COLUMBUS — The Ohio Department of Natural Resources is creating new, stronger permit conditions for deep oil or gas drilling near faults or areas of past seismic activity.
The new policies, announced April 11, are in response to recent seismic events in Poland Township (Mahoning County) at a well owned by Hilcorp Energy Company, that show a probable connection to hydraulic fracturing near a previously unknown microfault.
ODNR reported that a series of 11 earthquakes ranging in magnitude from 2.1 to 3.0, occurred near the Hilcorp Energy Co. drill site at the Republic Services Carbon Limestone Landfill starting March 10.
New permits issued by ODNR for horizontal drilling within three miles of a known fault or area of seismic activity greater than a 2.0 magnitude would require companies to install sensitive seismic monitors.
If those monitors detect a seismic event in excess of 1.0 magnitude, activities would pause while the cause is investigated.
If the investigation reveals a probable connection to the hydraulic fracturing process, all well completion operations will be suspended.
ODNR will develop new criteria and permit conditions for new applications in light of this change in policy. The department will also review previously issued permits that have not been drilled.
In a written statement, Hilcorp Energy Company said it is currently reviewing ODNR’s latest announcement regarding drilling permit conditions.
While it’s too early to understand how the newly introduced conditions impact its Ohio operations, Hilcorp said it remains committed to public safety and acting in a manner consistent with being a good corporate citizen in the communities where they operate.
“While we can never be 100 percent sure that drilling activities are connected to a seismic event, caution dictates that we take these new steps to protect human health, safety and the environment,” said ODNR Director James Zehringer.
“Not only will this reasonable course of action help to ensure public health and safety, but it will also help us to expand our underground maps and provide more information about all types of seismicity in Ohio.”
The Ohio Oil and Gas Association emphasized the series of earthquakes was a rare event and the public should not assume that is a common event with the oil and gas development.

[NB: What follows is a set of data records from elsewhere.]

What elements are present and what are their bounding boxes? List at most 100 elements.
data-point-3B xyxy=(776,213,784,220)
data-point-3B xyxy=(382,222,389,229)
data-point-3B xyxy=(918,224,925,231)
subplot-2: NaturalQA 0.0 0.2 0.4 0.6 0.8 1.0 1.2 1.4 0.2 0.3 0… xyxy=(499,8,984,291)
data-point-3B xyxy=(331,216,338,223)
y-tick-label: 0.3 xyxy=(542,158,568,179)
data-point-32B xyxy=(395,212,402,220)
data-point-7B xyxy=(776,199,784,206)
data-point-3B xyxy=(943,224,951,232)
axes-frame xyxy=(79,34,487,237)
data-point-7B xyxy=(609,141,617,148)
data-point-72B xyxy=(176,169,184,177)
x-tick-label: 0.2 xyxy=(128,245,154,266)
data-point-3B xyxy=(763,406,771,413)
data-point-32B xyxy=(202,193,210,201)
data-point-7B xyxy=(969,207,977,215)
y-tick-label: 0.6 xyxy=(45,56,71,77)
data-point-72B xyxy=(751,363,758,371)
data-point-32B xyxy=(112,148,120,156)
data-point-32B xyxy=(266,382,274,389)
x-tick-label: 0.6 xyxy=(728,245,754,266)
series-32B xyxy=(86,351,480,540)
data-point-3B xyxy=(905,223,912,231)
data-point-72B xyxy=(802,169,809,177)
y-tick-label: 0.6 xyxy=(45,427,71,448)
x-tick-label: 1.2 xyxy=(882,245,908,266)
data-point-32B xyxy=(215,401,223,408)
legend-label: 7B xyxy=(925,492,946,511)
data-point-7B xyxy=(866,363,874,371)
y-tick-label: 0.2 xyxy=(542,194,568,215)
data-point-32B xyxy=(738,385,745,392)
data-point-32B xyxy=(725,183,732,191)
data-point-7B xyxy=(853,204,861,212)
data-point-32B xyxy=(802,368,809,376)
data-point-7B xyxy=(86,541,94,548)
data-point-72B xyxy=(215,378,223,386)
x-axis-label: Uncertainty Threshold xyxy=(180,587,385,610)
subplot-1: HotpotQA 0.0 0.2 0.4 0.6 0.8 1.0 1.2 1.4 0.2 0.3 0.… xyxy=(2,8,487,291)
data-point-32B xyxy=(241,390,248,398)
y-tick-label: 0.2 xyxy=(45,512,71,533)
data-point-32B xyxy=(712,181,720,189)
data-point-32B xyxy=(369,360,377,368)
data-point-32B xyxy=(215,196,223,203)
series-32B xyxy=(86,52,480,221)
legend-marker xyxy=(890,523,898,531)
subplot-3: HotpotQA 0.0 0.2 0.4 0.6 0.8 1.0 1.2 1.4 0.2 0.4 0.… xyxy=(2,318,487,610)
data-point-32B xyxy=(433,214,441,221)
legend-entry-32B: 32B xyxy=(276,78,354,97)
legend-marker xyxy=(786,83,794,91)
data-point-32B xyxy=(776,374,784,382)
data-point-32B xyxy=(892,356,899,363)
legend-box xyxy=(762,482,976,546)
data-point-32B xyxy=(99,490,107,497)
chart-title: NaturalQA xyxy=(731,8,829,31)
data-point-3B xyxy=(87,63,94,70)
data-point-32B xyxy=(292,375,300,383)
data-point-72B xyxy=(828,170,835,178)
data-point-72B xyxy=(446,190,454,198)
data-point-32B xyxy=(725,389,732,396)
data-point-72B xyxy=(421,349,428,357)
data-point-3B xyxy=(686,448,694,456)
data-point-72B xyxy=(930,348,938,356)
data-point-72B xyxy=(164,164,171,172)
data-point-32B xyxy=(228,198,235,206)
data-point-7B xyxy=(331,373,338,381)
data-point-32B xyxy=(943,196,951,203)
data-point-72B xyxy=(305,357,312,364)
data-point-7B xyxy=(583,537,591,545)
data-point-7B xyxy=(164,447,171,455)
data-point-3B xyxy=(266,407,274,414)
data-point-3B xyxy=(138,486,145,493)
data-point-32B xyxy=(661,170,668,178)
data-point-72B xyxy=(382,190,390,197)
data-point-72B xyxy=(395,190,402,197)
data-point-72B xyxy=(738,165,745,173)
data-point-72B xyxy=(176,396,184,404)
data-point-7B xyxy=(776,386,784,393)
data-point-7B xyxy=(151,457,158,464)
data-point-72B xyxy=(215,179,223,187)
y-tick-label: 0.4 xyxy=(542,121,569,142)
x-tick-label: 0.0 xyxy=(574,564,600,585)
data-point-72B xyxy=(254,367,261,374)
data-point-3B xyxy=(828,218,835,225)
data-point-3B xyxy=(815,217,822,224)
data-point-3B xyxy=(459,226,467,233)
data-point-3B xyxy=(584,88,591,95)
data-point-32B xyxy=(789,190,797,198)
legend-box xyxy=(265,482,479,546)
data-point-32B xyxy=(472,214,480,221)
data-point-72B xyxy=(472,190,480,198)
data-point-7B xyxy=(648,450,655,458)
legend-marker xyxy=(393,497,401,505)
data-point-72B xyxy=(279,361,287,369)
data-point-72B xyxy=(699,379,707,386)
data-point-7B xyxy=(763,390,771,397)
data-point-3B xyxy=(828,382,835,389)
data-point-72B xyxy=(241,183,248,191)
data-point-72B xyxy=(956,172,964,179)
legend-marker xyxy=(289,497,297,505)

“We believe the seismic activity experienced in Poland Township was a rare and isolated event that should not cast doubt about the safety of hydraulic fracturing, a process that has been conducted on more than one million oil and gas wells in the U.S., including 80,000 in Ohio, since the 1950s,” said Thomas E. Stewart, executive vice president of the Ohio Oil and Gas Association in a written statement.
The association is hoping stiffer regulations won’t curtail the industry’s development.
“We will thoroughly review the recommendations provided by the Ohio Department of Natural Resources, but will only support measures based on sound, scientific principles and practicality,” said Stewart.
Meanwhile, David Hill, a consulting geologist for the Ohio Oil and Gas Association, confirmed that the microfault in Poland Township had not been mapped, but said it will be studied for years and geologists will be able to learn a lot from the well site.
Hill said most faults in Ohio are inactive, which is why earthquakes in Ohio are rare.
He added that it took a specific set of events for the earthquakes to happen in Mahoning County, and, statistically, there is only a very low chance for an event like this to happen.
“You have to have a very specific set of parameters for an event like this happen,” said Hill. “Remember there are over 800 horizontal wells drilled in Ohio.”
“In modern society, we don’t eliminate risk. We manage it. We have to or we would never move forward,” said Hill.
More than 800 wells have been drilled in Ohio’s Utica and Marcellus shale play, including as many as 16,000 hydraulic fracturing stages from those wells.
Regarding the seismic events in Mahoning County, ODNR geologists believe the sand and water injected into the well during the hydraulic fracturing process may have increased pressure on an unknown microfault in the area.
Further hydraulic fracturing at the site is suspended, but the company will be permitted to recover resources from five of the previously drilled wells located on the pad. This is also expected to have the effect of reducing underground pressure and decreasing the likelihood of another seismic event.
Under ODNR’s lead, Ohio has joined a consortium of state regulators dedicated to learning more about seismic activity, especially as it relates to oil and gas activity.
The members of this consortium are currently working with the Interstate Oil and Gas Compact Commission and Groundwater Protection Council to share information and knowledge.
The working group also hopes to draw upon current and future research to develop common procedures for how to monitor for seismic activity and respond if activity occurs.
“ODNR’s directives are a sensible response to a serious issue that regulators across the country are closely examining,” said Gerry Baker, associate executive director of the Interstate Oil and Gas Compact Commission.
The Ohio Seismic Network, coordinated by ODNR and operated by various partners, began recording seismic events in 1999. Before that time, the recording of seismic events varied from distant machines and felt reports.
Ohio has a history of seismic activity, and since the network was established, Ohio has experienced 109 events greater than 2.0 magnitude.
Data from the Ohio Seismic Network will be used as part of the new application review process.
A map of underground seismic faults and past seismic events is available at oilandgas.ohiodnr.gov.